President Muhammadu Buhari has been half-hearted in tackling the issue of killings by the violent herdsmen. He has not shown any practical desire to rein them in. He once said communities should learn to live with and accommodate herdsmen. That, again, was a Freudian slip which unmasked his deep-seated soft-spot for the nomadic pastoralists.
All he does, every other day, is to lamefully condemn their ignoble and brutal misdeeds whenever they bare their deadly fangs. But when IPOB popped its head, they were summarily dealt with. The hammer was brought down on them with no hint of hesitation. Today, that errant group is lost in oblivion, or so it seems.
Only an insincere few will doubt that under Buhari, Nigeria has been sharply polasrised along ethnic lines on a scale that has put the nation on edge. We’ve never had it this bad. Tribal tempers are flaring daily. Hunger and anger pervade the land. A pale of disillusionment is plastered on the faces of hapless Nigerians. Yet the government of the day remains inexplicably blithe and fixatedly unwilling to turn the corner.
Gloom and doom is staring us menacingly in the face each passing day under the Buhari-led administration. The herdsmen are becoming deadly and daringly emboldened as they carry out their bloody carnage with demonic disregard on a daily basis. Where are we headed?
Ikot Obio Nso, a community in Mkpat Enin LGA of Akwa Ibom State, came under a hale of bullets from the murderous Fulani herdsmen the other day.
They clashed with the victims whose farms and crops were under attack by the herdsmen who are said to have hit the community recently with their herd. In the ensuing mêlée, one Friday Etor was dispatched to the world beyond. His compatriot, Nsikak Udo, was gashly injured.

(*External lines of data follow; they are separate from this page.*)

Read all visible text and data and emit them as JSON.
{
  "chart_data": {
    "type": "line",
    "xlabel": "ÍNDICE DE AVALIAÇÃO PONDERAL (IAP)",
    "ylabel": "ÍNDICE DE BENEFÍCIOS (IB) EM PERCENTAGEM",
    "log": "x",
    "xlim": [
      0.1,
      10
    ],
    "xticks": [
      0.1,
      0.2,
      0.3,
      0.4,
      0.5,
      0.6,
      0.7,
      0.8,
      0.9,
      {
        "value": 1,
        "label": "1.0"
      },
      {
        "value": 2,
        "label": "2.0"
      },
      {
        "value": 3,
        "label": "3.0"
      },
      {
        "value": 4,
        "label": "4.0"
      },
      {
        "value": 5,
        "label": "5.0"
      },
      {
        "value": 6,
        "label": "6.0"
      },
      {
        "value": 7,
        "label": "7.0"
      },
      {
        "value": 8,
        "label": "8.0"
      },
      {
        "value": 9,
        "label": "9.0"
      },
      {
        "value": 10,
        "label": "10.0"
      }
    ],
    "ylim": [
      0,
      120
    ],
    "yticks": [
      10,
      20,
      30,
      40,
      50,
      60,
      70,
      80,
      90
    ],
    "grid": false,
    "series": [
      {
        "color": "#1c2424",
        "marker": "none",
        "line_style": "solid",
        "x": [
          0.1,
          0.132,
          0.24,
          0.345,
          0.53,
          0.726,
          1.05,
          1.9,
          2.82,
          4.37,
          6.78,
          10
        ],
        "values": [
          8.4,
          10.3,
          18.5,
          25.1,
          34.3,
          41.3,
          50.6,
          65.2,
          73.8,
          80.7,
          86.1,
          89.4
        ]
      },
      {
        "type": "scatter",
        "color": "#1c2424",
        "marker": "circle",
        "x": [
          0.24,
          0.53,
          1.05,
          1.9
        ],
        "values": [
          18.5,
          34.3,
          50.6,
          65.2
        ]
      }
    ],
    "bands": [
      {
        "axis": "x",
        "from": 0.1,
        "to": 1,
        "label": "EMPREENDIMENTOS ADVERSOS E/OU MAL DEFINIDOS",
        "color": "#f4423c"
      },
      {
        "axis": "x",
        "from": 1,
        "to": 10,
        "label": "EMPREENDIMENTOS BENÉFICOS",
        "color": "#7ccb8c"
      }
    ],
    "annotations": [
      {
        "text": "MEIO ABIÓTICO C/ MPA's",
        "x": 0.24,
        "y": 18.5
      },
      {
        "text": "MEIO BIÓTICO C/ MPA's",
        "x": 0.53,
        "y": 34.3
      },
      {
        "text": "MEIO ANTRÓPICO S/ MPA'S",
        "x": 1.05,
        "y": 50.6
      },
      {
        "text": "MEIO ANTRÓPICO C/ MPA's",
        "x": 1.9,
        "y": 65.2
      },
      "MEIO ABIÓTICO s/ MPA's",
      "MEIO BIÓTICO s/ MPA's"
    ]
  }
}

This incident, frightening as it is, of course, is the clearest indication yet that a clear and present danger is here with us. It’s no time for rhetoric and wishing the sad and unfortunate incident away as a one-off thing. No. It calls for more vigilance and decisive action before other communities become victims of this monstrosity that has gripped our land by the neck.
That one could have the temerity to kill another in a land that is not his is shocking. Doing business in another man’s land isn’t a crime, but when such business threatens the peace and lives of members of a community, it calls for serious concern. This is how it started slowly and degenerated into a hydraheaded monster that wiped away lives in Agatu, Benue State, Nimbo in Enugu State, farming communities in the Middle Belt areas of Taraba, Nasarawa and Plateau States.
Truth is that until the federal government deals decisively with these herdsmen as they deserve, this orgy of killings may not abate anytime soon. By its continued criminal silence, consenting body language and proposal of policies that seek to favour the herders and their herd, without sparing a thought for those whose farmlands have been decimated, crops gone, the herdsmen will continue carrying out their horrendous expedition knowing full well that they’ll neither be arrested nor prosecuted.
Is there any Fulani herdsman that has ever been arrested or persecuted for murder? Has the President ever spoken in a manner that shows he truly frowns at the wanton killings by herdsmen and taken concrete steps to nip their evil activities in the bud?
This is a critical moment for which all hands must be on deck before the incident in Mkpat Enin spreads and trickles down to other communities in the state.
Will we fold our hands and watch them turn this part into a slaughterhouse?
Kenneth Jude, a public affairs analyst, writes from Uyo, Akwa Ibom State.